Exercising patience isn’t easy of course, particularly at broadcast and cable networks owned by corporations intensely focused on the current financial quarter rather than the long-term. “One of the things that kills patience is short-term financial metrics,” Collier admits. “Our job is to balance the creative and business.” And even then, patience doesn’t always guarantee smashing success. NBC couldn’t have been more nurturing of 30 Rock, but show’s always modest audience got even smaller over the years. And some series lend themselves to growing audience and increasing viewer excitement more than others, since they boast narrative arcs that make them must-see: Bad is working toward an explosive finish, but nobody really expects Don Draper to blow up the officers of SCDP on Mad Men, a series whose growth has been not nearly as exponential as Breaking Bad. Still, even 30 Rock and Mad Men proved to be assets in other ways, bringing positive buzz or attracting upper-income viewers coveted by advertisers.

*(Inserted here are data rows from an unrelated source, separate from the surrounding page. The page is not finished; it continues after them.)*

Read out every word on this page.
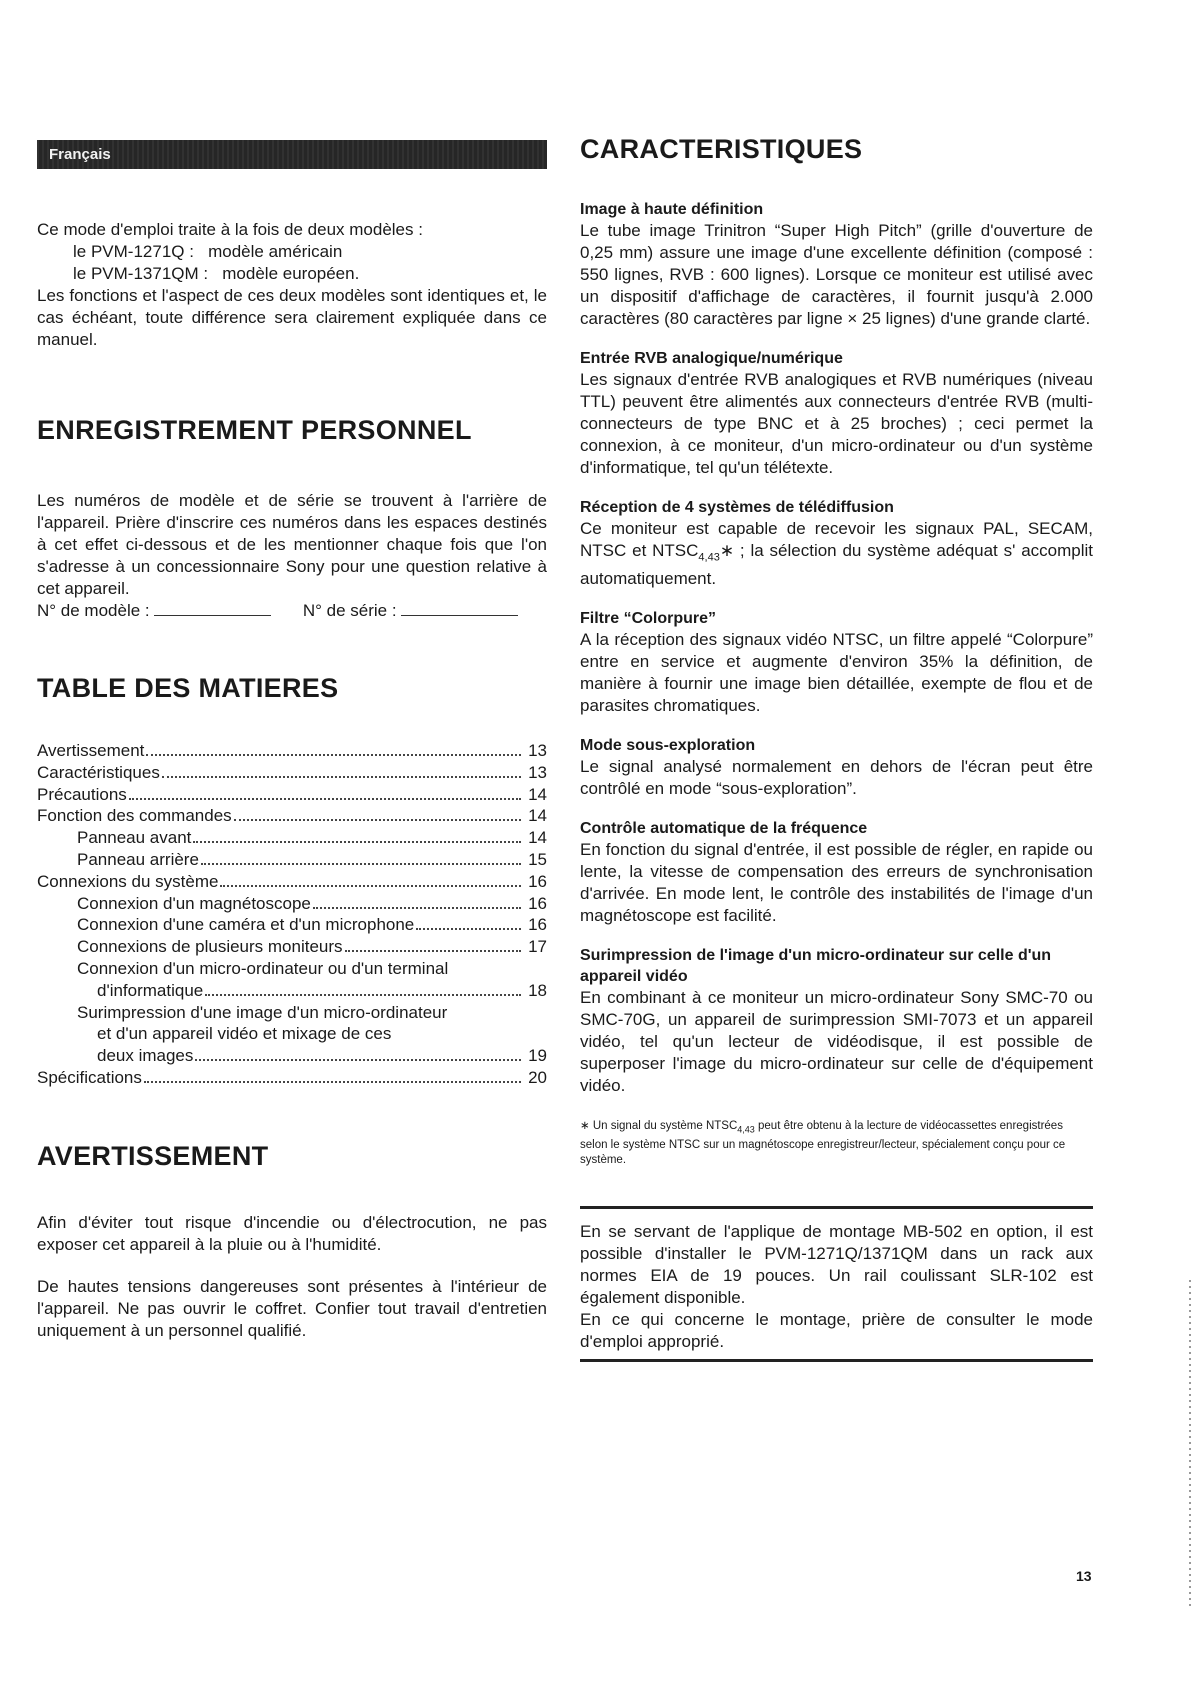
Français

Ce mode d'emploi traite à la fois de deux modèles :

le PVM-1271Q :   modèle américain

le PVM-1371QM :   modèle européen.

Les fonctions et l'aspect de ces deux modèles sont identiques et, le cas échéant, toute différence sera clairement expliquée dans ce manuel.

ENREGISTREMENT PERSONNEL

Les numéros de modèle et de série se trouvent à l'arrière de l'appareil. Prière d'inscrire ces numéros dans les espaces destinés à cet effet ci-dessous et de les mentionner chaque fois que l'on s'adresse à un concessionnaire Sony pour une question relative à cet appareil.

N° de modèle :	N° de série :

TABLE DES MATIERES
Avertissement	13
Caractéristiques	13
Précautions	14
Fonction des commandes	14
Panneau avant	14
Panneau arrière	15
Connexions du système	16
Connexion d'un magnétoscope	16
Connexion d'une caméra et d'un microphone	16
Connexions de plusieurs moniteurs	17
Connexion d'un micro-ordinateur ou d'un terminal
d'informatique	18
Surimpression d'une image d'un micro-ordinateur
et d'un appareil vidéo et mixage de ces
deux images	19
Spécifications	20
AVERTISSEMENT

Afin d'éviter tout risque d'incendie ou d'électrocution, ne pas exposer cet appareil à la pluie ou à l'humidité.

De hautes tensions dangereuses sont présentes à l'intérieur de l'appareil. Ne pas ouvrir le coffret. Confier tout travail d'entretien uniquement à un personnel qualifié.

CARACTERISTIQUES
Image à haute définition

Le tube image Trinitron “Super High Pitch” (grille d'ouverture de 0,25 mm) assure une image d'une excellente définition (composé : 550 lignes, RVB : 600 lignes). Lorsque ce moniteur est utilisé avec un dispositif d'affichage de caractères, il fournit jusqu'à 2.000 caractères (80 caractères par ligne × 25 lignes) d'une grande clarté.

Entrée RVB analogique/numérique

Les signaux d'entrée RVB analogiques et RVB numériques (niveau TTL) peuvent être alimentés aux connecteurs d'entrée RVB (multi-connecteurs de type BNC et à 25 broches) ; ceci permet la connexion, à ce moniteur, d'un micro-ordinateur ou d'un système d'informatique, tel qu'un télétexte.

Réception de 4 systèmes de télédiffusion

Ce moniteur est capable de recevoir les signaux PAL, SECAM, NTSC et $NTSC_{4,43}∗$ ; la sélection du système adéquat s' accomplit automatiquement.

Filtre “Colorpure”

A la réception des signaux vidéo NTSC, un filtre appelé “Colorpure” entre en service et augmente d'environ 35% la définition, de manière à fournir une image bien détaillée, exempte de flou et de parasites chromatiques.

Mode sous-exploration

Le signal analysé normalement en dehors de l'écran peut être contrôlé en mode “sous-exploration”.

Contrôle automatique de la fréquence

En fonction du signal d'entrée, il est possible de régler, en rapide ou lente, la vitesse de compensation des erreurs de synchronisation d'arrivée. En mode lent, le contrôle des instabilités de l'image d'un magnétoscope est facilité.

Surimpression de l'image d'un micro-ordinateur sur celle d'un appareil vidéo

En combinant à ce moniteur un micro-ordinateur Sony SMC-70 ou SMC-70G, un appareil de surimpression SMI-7073 et un appareil vidéo, tel qu'un lecteur de vidéodisque, il est possible de superposer l'image du micro-ordinateur sur celle de d'équipement vidéo.

∗ Un signal du système $NTSC_{4,43}$ peut être obtenu à la lecture de vidéocassettes enregistrées selon le système NTSC sur un magnétoscope enregistreur/lecteur, spécialement conçu pour ce système.

En se servant de l'applique de montage MB-502 en option, il est possible d'installer le PVM-1271Q/1371QM dans un rack aux normes EIA de 19 pouces. Un rail coulissant SLR-102 est également disponible.

En ce qui concerne le montage, prière de consulter le mode d'emploi approprié.

13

All things considered, if a network likes a show, and there’s evidence of a tiny-but-passionate audience rallying behind it, it surely makes more sense to keep plugging away — for one, two or even three years — than to just keep repeating the process with more and more widgets in the hope of getting lucky. The good news is that networks finally seem to get that the world’s changed. Fox dumped Ben & Kate quickly, but it’s making all the right moves with its patient handling of The Mindy Project. And while NBC last year burned off the promising and well-reviewed Bent in fifteen days, it’s picked up a second season of Hannibal despite the show’s microscopic ratings. As another fall season kicks off next month, perhaps patience will become a rule rather than an exception.